March 9, 2012 at 3:40 PM  
Blogger judy said...

I haven't been to visit you for awhile but it still amazes me how the word flow from you,you certainly are blessed

March 9, 2012 at 3:42 PM  
Blogger Alexandra said...

I love this for so many reasons.

It reminds me of how Asheville was "that place" for me, interestingly enough, the place where I learned to take chances and the road less traveled.

Reminds me of cliff jumping in South Dakota...a real rush, ain't it?

And of the time I swam across a cold river in Montana as a "shortcut" home from a hike. Not the best idea in hindsight, but I gained a lot of gratitude, perspective, and respect for mother nature from it!

Thanks for writing and sharing your life with us everyday!

March 9, 2012 at 6:36 PM  
Blogger Alexandra said...

This comment has been removed by the author.

March 9, 2012 at 6:39 PM  
Blogger Maggie in Tally said...

Jenna, I've been a fan for 2 plus years now, and while I have loved many of your posts, I never felt one was written at me before. I'm up at the top of the falls. (In ND, knowing only one person) That one person has been sneaking around, having conversations with other wimmen. I found a job ad, wanting a farm hand. HE said no. I interviewed today anyway. It comes with a place to stay. It's what I've wanted to do for years, and the guy is willing to take me, knowing as little as I do, and train me. And pay me at the same time. Still I'm scared and have been prevaricating. But you know? You jumped. You lived to tell. I think I'm going to jump too.

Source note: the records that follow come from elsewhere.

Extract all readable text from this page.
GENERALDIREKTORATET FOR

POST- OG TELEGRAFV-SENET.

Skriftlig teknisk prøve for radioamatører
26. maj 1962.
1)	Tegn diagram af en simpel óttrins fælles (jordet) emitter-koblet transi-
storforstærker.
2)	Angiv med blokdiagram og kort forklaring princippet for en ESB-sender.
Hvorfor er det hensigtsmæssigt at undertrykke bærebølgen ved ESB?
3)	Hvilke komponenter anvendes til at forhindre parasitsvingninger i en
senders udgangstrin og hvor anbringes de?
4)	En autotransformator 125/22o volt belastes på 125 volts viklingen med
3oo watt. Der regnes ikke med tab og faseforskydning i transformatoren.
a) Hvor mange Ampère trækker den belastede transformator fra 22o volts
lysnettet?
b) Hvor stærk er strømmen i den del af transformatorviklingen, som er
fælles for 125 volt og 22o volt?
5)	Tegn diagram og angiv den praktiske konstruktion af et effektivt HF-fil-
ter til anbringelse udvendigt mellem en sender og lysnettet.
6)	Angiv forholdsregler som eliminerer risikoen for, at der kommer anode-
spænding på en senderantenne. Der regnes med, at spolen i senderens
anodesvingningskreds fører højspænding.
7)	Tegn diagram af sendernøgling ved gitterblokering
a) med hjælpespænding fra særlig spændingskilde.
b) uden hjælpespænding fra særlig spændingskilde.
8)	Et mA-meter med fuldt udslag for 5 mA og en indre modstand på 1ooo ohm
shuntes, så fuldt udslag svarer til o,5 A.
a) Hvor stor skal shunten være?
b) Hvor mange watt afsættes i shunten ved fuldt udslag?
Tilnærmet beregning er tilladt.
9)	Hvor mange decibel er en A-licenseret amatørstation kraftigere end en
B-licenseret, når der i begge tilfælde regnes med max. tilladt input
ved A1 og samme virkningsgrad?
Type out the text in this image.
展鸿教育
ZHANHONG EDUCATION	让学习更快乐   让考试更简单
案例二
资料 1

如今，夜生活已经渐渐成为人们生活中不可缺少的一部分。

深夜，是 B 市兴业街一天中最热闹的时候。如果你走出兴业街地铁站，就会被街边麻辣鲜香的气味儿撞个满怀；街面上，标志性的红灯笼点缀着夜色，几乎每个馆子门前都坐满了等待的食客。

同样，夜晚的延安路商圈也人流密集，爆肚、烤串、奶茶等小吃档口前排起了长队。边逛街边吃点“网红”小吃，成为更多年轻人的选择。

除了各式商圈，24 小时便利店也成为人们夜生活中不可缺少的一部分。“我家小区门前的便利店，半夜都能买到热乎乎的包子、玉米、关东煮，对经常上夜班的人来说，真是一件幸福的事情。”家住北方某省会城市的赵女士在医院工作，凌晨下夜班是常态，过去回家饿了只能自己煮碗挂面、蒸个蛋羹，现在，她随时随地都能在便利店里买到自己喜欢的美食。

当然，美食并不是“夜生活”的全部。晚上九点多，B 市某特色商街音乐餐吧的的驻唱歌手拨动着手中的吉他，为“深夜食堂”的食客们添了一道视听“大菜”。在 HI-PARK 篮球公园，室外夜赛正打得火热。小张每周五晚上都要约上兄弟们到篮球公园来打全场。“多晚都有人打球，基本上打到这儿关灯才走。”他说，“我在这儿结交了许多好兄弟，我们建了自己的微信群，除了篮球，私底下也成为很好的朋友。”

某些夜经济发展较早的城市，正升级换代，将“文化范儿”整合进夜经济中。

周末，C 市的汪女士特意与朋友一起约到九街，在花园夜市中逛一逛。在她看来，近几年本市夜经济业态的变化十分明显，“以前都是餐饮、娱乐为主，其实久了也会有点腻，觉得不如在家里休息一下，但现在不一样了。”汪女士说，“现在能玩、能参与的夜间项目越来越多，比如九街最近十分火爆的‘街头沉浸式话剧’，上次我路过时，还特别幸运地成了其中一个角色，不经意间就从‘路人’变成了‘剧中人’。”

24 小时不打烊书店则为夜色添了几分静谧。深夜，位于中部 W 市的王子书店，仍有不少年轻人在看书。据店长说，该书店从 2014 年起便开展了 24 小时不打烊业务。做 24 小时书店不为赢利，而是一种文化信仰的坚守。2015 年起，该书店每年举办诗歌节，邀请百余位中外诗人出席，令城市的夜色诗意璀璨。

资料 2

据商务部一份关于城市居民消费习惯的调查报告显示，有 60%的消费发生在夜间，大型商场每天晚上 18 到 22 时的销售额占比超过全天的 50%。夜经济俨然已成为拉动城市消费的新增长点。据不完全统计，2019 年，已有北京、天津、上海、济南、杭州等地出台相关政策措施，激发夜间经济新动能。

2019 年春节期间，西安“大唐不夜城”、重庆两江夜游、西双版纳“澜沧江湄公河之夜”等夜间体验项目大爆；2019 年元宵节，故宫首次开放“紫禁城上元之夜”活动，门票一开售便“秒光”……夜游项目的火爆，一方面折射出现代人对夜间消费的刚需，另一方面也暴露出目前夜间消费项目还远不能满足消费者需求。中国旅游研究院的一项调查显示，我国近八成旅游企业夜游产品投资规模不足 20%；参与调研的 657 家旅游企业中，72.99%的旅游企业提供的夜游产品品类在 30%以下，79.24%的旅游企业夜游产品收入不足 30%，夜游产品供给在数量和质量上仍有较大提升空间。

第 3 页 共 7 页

Worst I can get is some experience.

March 9, 2012 at 6:41 PM  
Blogger Maggie in Tally said...

This comment has been removed by the author.

March 9, 2012 at 6:41 PM  
Blogger Lara said...

The chain reactions in our life are something. Got to somehow believe each decision leads us down some other path. Thanks for sharing...beautiful post, wonderful analogies. Life without a good jump isn't worth much!

March 9, 2012 at 8:49 PM  
Blogger Melina said...

This comment has been removed by the author.

March 9, 2012 at 9:07 PM  
Blogger Lauren said...

I think it's also important to keep in mind that you have to be flexible. That perfect moment/life may truly not be doable right now, but I can change my perspective to see that I may be able to approach it at a different angle. I can wait to find my perfect home in that perfect town (I dream about it every day), or I could start learning the skills that I need for that "perfect life" now -- start integrating the "perfect" into the "now".

At the moment I am unemployed and living in my boyfriend's mom's house (and just did a cross-country move a couple of days ago!). I know that I can't find the perfect place to live with $100 in the bank. But I can volunteer, explore, learn, and make things with my own two hands. I even might be doing an apprenticeship in a couple of weeks on a small farm. The point is that I don't want to waste away the present for the sake of the future. It is something that I am not always good at doing but am trying to keep it in mind.

March 9, 2012 at 11:55 PM  
Blogger jojo said...

Jenna's recipe is simple but turns out great. She inspired me and I baked bread, made my own butter and although it was easy it is a big deal to me. I never thought I could make my own bread and butter. Enjoy!!